Simon Wilkinson wrote:
> On 18 Nov 2009, at 23:51, Jason Edgecombe wrote:
>> Nate Gordon wrote:
>>> As someone who also runs AFS as the backend to a webserver, I can 
>>> understand
>>> your problems.  My problems stem more specifically from PHP on AFS 
>>> and that
>>> PHP the language feels it is necessary to perform lots and lots of 
>>> trivial
>>> stat operations.  I have theorized that there are some global 
>>> locking issues
> This is the crux of the problem. Sadly, the AFS kernel module has a 
> single global lock, which it uses to prevent two processes from being 
> in the module at the same time. This does lead to contention, 
> especially around operations like lookup and getattr, which 
> applications expect to be low-cost. I do have a cunning plan to get 
> round this, but it's going to require a bit more thought, and a lot of 
> testing, before it's ready to see the light of day.
> In addition to our own global lock, we also hold the Linux Big Kernel 
> Lock around most of our VFS operations. This means that not only can 
> we never run concurrently, but a number of other kernel operations are 
> prevented from doing so, too. Matt Benjamin has done some work in the 
> 1.5 tree which suggests that we can get rid of the BKL when we're 
> using memory cache - I suspect that we may be able to generalise this 
> to remove it for many operations, even when the disk cache is in use.

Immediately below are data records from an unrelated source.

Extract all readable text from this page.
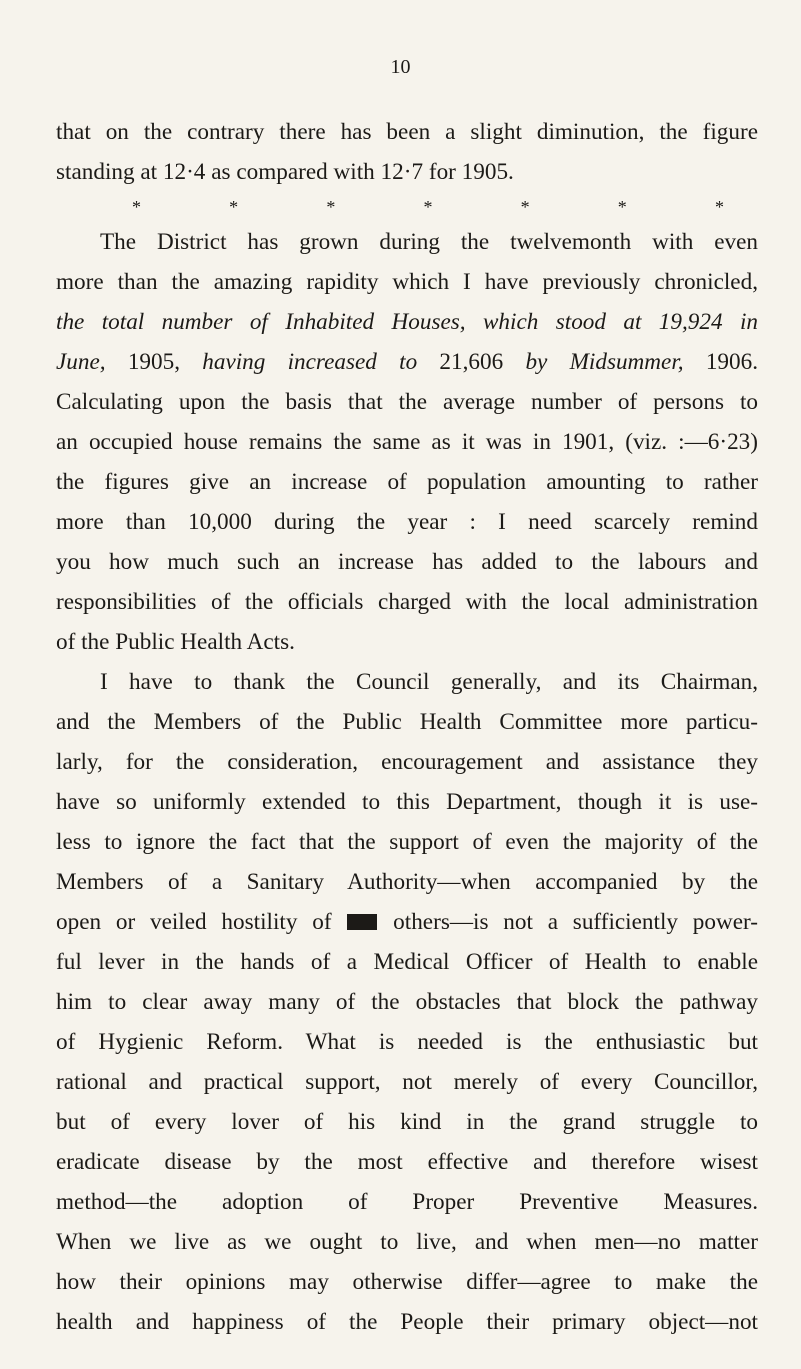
10
that on the contrary there has been a slight diminution, the figure
standing at 12·4 as compared with 12·7 for 1905.
*	*	*	*	*	*	*
The District has grown during the twelvemonth with even
more than the amazing rapidity which I have previously chronicled,
the total number of Inhabited Houses, which stood at 19,924 in
June, 1905, having increased to 21,606 by Midsummer, 1906.
Calculating upon the basis that the average number of persons to
an occupied house remains the same as it was in 1901, (viz. :—6·23)
the figures give an increase of population amounting to rather
more than 10,000 during the year : I need scarcely remind
you how much such an increase has added to the labours and
responsibilities of the officials charged with the local administration
of the Public Health Acts.
I have to thank the Council generally, and its Chairman,
and the Members of the Public Health Committee more particu-
larly, for the consideration, encouragement and assistance they
have so uniformly extended to this Department, though it is use-
less to ignore the fact that the support of even the majority of the
Members of a Sanitary Authority—when accompanied by the
open or veiled hostility of	others—is not a sufficiently power-
ful lever in the hands of a Medical Officer of Health to enable
him to clear away many of the obstacles that block the pathway
of Hygienic Reform. What is needed is the enthusiastic but
rational and practical support, not merely of every Councillor,
but of every lover of his kind in the grand struggle to
eradicate disease by the most effective and therefore wisest
method—the adoption of Proper Preventive Measures.
When we live as we ought to live, and when men—no matter
how their opinions may otherwise differ—agree to make the
health and happiness of the People their primary object—not
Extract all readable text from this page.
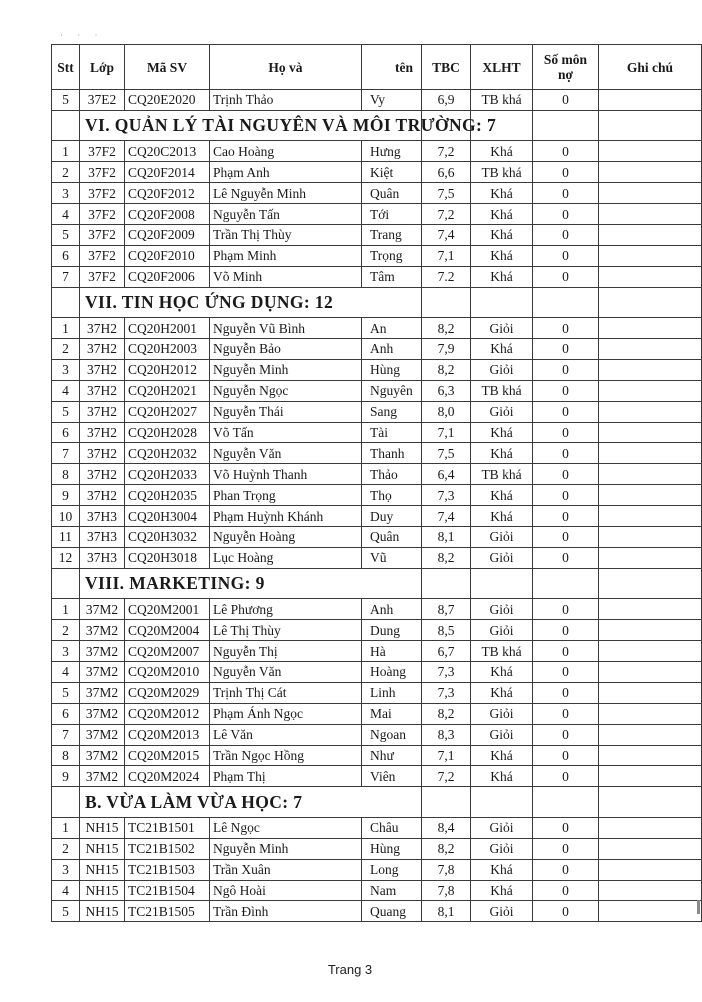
· · ·
Stt	Lớp	Mã SV	Họ và	tên	TBC	XLHT	Số môn nợ	Ghi chú
5	37E2	CQ20E2020	Trịnh Thảo	Vy	6,9	TB khá	0	
	VI. QUẢN LÝ TÀI NGUYÊN VÀ MÔI TRƯỜNG: 7							
1	37F2	CQ20C2013	Cao Hoàng	Hưng	7,2	Khá	0	
2	37F2	CQ20F2014	Phạm Anh	Kiệt	6,6	TB khá	0	
3	37F2	CQ20F2012	Lê Nguyễn Minh	Quân	7,5	Khá	0	
4	37F2	CQ20F2008	Nguyễn Tấn	Tới	7,2	Khá	0	
5	37F2	CQ20F2009	Trần Thị Thùy	Trang	7,4	Khá	0	
6	37F2	CQ20F2010	Phạm Minh	Trọng	7,1	Khá	0	
7	37F2	CQ20F2006	Võ Minh	Tâm	7.2	Khá	0	
	VII. TIN HỌC ỨNG DỤNG: 12							
1	37H2	CQ20H2001	Nguyễn Vũ Bình	An	8,2	Giỏi	0	
2	37H2	CQ20H2003	Nguyễn Bảo	Anh	7,9	Khá	0	
3	37H2	CQ20H2012	Nguyễn Minh	Hùng	8,2	Giỏi	0	
4	37H2	CQ20H2021	Nguyễn Ngọc	Nguyên	6,3	TB khá	0	
5	37H2	CQ20H2027	Nguyễn Thái	Sang	8,0	Giỏi	0	
6	37H2	CQ20H2028	Võ Tấn	Tài	7,1	Khá	0	
7	37H2	CQ20H2032	Nguyễn Văn	Thanh	7,5	Khá	0	
8	37H2	CQ20H2033	Võ Huỳnh Thanh	Thảo	6,4	TB khá	0	
9	37H2	CQ20H2035	Phan Trọng	Thọ	7,3	Khá	0	
10	37H3	CQ20H3004	Phạm Huỳnh Khánh	Duy	7,4	Khá	0	
11	37H3	CQ20H3032	Nguyễn Hoàng	Quân	8,1	Giỏi	0	
12	37H3	CQ20H3018	Lục Hoàng	Vũ	8,2	Giỏi	0	
	VIII. MARKETING: 9							
1	37M2	CQ20M2001	Lê Phương	Anh	8,7	Giỏi	0	
2	37M2	CQ20M2004	Lê Thị Thùy	Dung	8,5	Giỏi	0	
3	37M2	CQ20M2007	Nguyễn Thị	Hà	6,7	TB khá	0	
4	37M2	CQ20M2010	Nguyễn Văn	Hoàng	7,3	Khá	0	
5	37M2	CQ20M2029	Trịnh Thị Cát	Linh	7,3	Khá	0	
6	37M2	CQ20M2012	Phạm Ánh Ngọc	Mai	8,2	Giỏi	0	
7	37M2	CQ20M2013	Lê Văn	Ngoan	8,3	Giỏi	0	
8	37M2	CQ20M2015	Trần Ngọc Hồng	Như	7,1	Khá	0	
9	37M2	CQ20M2024	Phạm Thị	Viên	7,2	Khá	0	
	B. VỪA LÀM VỪA HỌC: 7							
1	NH15	TC21B1501	Lê Ngọc	Châu	8,4	Giỏi	0	
2	NH15	TC21B1502	Nguyễn Minh	Hùng	8,2	Giỏi	0	
3	NH15	TC21B1503	Trần Xuân	Long	7,8	Khá	0	
4	NH15	TC21B1504	Ngô Hoài	Nam	7,8	Khá	0	
5	NH15	TC21B1505	Trần Đình	Quang	8,1	Giỏi	0	
Trang 3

>> Derrick, I have 1.4.10 with the 
>> STABLE14-background-fsync-consistency-issues patch already compiled 
>> and ready to deploy. Would that be new enough to consider debugging?
> If you are rolling out 1.4.10, then I would recommend that you disable 
> the dynamic vcache support in it. Whilst dynamic vcaches are a huge 
> improvement, the implementation in 1.4.10 aggressively minimises the 
> number of vcaches that AFS holds by invalidating the Linux directory 
> lookup cache every 5 minutes. If you are already seeing contention 
> problems on lookup then this is likely to make things worse, by 
> causing more time to be spent under the global lock.
1. My web server is on solaris, currently.
2. How do I disable dynamic vcache support?
3. I'm rolling 1.4.10 because I already have it compiled and packaged 
for deployment. (using the AFS package program, if that matters). I have 
already tested these binaries on other machines. Recompiling would 
require restarting the whole test cycle.

I have some data that suggests I need to increase the size of the 
vcache. It's about a 5% miss rate vs 2% miss rate on the dcache. I'll 
tweak the vcache size if the upgrade doesn't improve things.